The dice are held in a similar manner as those for the “Hudson Shot,” with the exception that the spots you want to show at the end of the roll should be facing the palm of your hand instead of up and down. For instance, if you’re after a 5-2 natural, the dice should either show 3-1 or 6-4 as you look at them in your hand. That brings the 5-2 against the palm cushions.

The shake is the same as that for the “Hudson Shot,” care being required not to get the dice out of position. When the throw is made the hand is twisted so that the knuckles rest on the floor and the dice come out over the forefinger, sliding to the wall together. If the wall is hit squarely, the dice will not turn over, but slide back with the spots you want still up.

Another variation of the "Wall Shot” controls only one die. For this method you set the under die with its top side showing 5 and slide both dice off your two middle fingers, giving them plenty of spin. They should ride to the wall together. When they hit, the top die will fall off and the bottom one will stay put, showing a 5. This eliminates crapping on the come-out and gives you an even chance of making your point.

WHEN all is said and done, sharpers, whether they use fake cubes or fair ones, meet their match eventually. For the comparative novice, playing percentage is a much better method of beating the game.

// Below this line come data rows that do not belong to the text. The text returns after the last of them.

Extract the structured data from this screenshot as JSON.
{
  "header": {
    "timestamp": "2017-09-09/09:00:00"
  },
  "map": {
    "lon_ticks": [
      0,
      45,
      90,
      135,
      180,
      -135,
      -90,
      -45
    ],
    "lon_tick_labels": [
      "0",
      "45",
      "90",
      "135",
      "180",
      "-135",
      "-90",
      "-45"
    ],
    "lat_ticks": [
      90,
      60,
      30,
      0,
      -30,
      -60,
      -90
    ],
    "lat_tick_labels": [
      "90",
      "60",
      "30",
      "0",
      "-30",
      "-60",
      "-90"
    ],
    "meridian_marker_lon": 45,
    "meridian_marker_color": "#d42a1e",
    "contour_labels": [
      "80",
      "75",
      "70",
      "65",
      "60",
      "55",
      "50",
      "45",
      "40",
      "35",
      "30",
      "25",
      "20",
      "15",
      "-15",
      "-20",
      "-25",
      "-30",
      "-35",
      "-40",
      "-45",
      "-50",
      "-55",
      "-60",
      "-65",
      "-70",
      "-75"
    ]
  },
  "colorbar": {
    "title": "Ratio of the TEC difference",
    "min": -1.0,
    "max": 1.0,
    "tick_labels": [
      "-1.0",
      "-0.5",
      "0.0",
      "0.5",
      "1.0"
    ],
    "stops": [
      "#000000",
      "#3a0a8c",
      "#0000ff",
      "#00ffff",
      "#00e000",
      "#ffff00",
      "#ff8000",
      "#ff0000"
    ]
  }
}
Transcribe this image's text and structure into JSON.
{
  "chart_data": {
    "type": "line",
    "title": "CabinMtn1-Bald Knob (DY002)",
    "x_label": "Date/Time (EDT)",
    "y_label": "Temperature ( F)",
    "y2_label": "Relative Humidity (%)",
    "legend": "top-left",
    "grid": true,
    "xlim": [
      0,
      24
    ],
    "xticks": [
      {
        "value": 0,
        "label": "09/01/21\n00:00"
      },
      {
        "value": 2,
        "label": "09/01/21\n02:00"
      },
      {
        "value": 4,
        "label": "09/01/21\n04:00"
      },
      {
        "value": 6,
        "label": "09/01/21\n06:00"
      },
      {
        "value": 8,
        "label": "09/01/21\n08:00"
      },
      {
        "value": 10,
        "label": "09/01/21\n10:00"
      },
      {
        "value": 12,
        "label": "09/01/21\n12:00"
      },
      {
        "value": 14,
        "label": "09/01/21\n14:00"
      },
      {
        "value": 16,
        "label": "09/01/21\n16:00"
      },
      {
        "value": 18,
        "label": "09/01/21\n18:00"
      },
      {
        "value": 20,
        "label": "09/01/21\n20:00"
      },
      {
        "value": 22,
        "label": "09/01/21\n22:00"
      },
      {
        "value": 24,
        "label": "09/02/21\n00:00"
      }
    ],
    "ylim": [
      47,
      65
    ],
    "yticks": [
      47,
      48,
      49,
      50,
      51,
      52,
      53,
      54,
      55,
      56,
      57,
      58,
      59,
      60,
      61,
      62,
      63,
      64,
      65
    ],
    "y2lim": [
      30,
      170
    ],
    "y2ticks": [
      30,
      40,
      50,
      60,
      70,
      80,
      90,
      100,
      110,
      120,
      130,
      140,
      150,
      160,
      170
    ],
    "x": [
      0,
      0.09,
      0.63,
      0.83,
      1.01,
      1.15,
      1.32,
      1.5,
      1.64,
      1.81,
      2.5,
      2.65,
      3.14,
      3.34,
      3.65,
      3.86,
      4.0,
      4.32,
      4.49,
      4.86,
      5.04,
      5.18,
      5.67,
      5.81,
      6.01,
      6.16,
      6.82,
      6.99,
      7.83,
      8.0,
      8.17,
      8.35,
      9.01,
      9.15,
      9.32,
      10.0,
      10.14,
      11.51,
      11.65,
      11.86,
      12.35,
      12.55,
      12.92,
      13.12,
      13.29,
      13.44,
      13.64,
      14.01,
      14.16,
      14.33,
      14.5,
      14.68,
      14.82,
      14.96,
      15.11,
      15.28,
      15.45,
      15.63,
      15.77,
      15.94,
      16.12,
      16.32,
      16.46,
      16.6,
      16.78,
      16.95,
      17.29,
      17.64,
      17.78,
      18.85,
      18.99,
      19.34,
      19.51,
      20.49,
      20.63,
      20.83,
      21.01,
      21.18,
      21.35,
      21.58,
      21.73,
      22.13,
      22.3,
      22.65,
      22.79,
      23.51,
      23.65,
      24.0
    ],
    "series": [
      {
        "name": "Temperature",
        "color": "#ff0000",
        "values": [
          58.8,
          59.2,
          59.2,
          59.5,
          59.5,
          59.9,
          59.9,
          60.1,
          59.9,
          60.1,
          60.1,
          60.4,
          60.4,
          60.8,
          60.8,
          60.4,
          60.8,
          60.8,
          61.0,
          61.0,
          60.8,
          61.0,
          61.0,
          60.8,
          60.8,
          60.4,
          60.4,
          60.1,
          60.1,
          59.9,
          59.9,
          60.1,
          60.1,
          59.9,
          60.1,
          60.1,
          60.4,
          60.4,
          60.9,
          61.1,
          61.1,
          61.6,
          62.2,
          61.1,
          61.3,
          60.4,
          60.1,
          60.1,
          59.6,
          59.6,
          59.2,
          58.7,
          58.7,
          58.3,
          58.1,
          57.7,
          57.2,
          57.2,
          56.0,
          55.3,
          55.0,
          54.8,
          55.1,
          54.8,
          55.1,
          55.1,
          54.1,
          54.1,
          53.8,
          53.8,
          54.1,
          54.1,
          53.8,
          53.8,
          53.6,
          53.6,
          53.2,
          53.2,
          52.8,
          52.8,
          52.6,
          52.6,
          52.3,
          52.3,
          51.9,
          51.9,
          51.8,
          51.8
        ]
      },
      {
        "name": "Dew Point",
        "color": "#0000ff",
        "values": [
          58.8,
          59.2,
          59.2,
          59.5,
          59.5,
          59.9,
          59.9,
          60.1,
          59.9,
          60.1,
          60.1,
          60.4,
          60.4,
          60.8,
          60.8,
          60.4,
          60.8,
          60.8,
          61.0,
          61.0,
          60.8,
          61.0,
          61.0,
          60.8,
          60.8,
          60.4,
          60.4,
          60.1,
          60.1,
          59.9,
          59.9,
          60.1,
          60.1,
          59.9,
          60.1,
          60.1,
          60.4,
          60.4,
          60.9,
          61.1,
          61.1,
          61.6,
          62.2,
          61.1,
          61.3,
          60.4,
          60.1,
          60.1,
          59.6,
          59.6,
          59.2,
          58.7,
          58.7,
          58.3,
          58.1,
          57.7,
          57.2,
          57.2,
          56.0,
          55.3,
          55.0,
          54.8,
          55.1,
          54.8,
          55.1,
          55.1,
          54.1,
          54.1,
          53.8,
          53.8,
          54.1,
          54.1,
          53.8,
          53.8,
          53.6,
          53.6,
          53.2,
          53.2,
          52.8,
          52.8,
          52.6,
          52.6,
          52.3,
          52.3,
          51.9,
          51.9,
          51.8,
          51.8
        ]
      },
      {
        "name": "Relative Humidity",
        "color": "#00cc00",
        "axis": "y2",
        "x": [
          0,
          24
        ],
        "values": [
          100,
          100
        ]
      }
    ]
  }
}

It is mathematically true that the fader has a better percentage break. Actually it amounts to 1% per cent better than the shooter. At a glance, the odds on any one roll are the following:

Any pair 35—1. Eleven 17—1. Three 17—1. Four 11—1. Ten 11—1. Five 8—1. Nine 8—1. Six 6 1/5—1. Eight 6 1/5—1. Seven 5—1

These are actual odds, figured on the mathematical possibilities of the dice. Banking odds run a little lower. This may guide you in side-betting after the come-out when a point has to be made.

To bring this sermon to a conclusion, it might interest you to have the list of “Betting Propositions" used successfully by one of this country’s ace gamblers. This man never rolled the dice himself and rarely faded. His was strictly a side-bet racket, figured down to a point Propositions have been offered to the public.

Here they are! Use ’em at your own risk.

(1) When 6 is point, bet EVEN money no make. (2) When 8 is point, bet EVEN money no make. (3) When 5 is point, bet 6 to 5 no make. (4) When 9 is point, bet 6 to 5 no make. (5) When 4 or 10 is point, bet 3 to (7) Bet EVEN money a man will throw 7 in four rolls. (8) If a shooter gets 4, 5, 9 or 10 for a point, bet EVEN money he will not get over three rolls for his money. If he makes 7 on his third roll, you win(9) Bet EVEN money you can throw 5, 6, 7, or 8 in one roll. (10) Put your dough in the savings bank and let the next guy make the bones bounce.